Overconsumption of health care represents an inefficient use of resources, and so we wouldn’t recommend it. But is that all we – as economists – have to say on the matter? This study sought to dig a little deeper. A literature search was conducted to establish a working definition of overconsumption. Related notions such as overdiagnosis, overtreatment, overuse, low-value care, overmedicalisation and even ‘pharmaceuticalisation’ all crop up. The authors introduce ‘need’ as a basis for understanding overconsumption; it represents health care that should never be considered as “needed”. A useful distinction is identified between misconsumption – where an individual’s own consumption is detrimental to their own well-being – and overconsumption, which can be understood as having a negative effect on social welfare. Note that in a collectively funded system the two concepts aren’t entirely distinguishable.
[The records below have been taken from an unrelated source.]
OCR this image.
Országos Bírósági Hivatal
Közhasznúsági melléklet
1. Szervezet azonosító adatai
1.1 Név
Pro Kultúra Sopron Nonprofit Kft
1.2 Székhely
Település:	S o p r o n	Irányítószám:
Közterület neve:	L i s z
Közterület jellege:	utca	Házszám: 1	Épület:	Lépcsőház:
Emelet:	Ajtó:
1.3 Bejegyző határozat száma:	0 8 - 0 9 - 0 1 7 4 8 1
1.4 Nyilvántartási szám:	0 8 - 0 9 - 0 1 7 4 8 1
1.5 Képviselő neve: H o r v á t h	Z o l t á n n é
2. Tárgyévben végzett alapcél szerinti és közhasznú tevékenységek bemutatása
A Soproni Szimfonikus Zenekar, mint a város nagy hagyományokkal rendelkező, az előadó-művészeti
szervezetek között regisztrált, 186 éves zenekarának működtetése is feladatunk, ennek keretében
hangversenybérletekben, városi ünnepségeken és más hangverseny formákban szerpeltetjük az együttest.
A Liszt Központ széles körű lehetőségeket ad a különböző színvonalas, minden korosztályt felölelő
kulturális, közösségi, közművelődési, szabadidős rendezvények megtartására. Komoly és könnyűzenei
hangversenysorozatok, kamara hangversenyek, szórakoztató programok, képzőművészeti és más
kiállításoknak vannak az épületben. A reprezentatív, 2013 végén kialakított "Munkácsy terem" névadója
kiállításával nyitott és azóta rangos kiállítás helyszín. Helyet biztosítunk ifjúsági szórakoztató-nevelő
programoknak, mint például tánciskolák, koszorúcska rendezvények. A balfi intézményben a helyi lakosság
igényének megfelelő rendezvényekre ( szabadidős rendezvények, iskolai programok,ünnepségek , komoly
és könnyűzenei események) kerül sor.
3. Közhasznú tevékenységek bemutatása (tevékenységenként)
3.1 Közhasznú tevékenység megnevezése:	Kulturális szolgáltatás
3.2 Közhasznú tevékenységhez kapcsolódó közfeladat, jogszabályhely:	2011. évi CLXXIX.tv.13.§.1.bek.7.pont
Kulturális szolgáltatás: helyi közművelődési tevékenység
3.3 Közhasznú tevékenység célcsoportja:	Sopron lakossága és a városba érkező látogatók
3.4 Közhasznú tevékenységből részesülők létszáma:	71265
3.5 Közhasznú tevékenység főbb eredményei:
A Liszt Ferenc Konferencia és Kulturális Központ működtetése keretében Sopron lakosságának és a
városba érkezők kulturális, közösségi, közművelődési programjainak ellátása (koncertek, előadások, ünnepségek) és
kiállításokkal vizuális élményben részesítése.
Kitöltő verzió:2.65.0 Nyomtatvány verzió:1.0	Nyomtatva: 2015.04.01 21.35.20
Misconsumption becomes the focus of the paper, as avoiding harm to patients has been the subject of the “too much medicine” movement. I think this is a shame, and not really consistent with an economist’s usual perspective. The authors go on to discuss issues such as moral hazard, supplier-induced demand, provider payment mechanisms, ‘indication creep’, regret theory, and physicians’ positional consumption, and whether or not such phenomena might lead to individual welfare losses and thus be considered causes of misconsumption. The authors provide a neat diagram showing the various causes of misconsumption on a plane. One dimension represents the extent to which the cause is imperfect knowledge or imperfect agency, and the other the degree to which the cause is at the individual or market level. There’s a big gap in the top right, where market level causes meet imperfect knowledge. This area could have included patent systems, research fraud and dodgy Pharma practices. Or maybe just a portrait of Ben Goldacre for shorthand. There are some warnings about the (limited) extent to which market reforms might address misconsumption, and the proposed remedy for overconsumption is not really an economic one. Rather, a change in culture is prescribed. More research looking at existing treatments rather than technology adoption, and to investigate subgroup effects, is also recommended. The authors further suggest collaboration between health economists and ecological economists.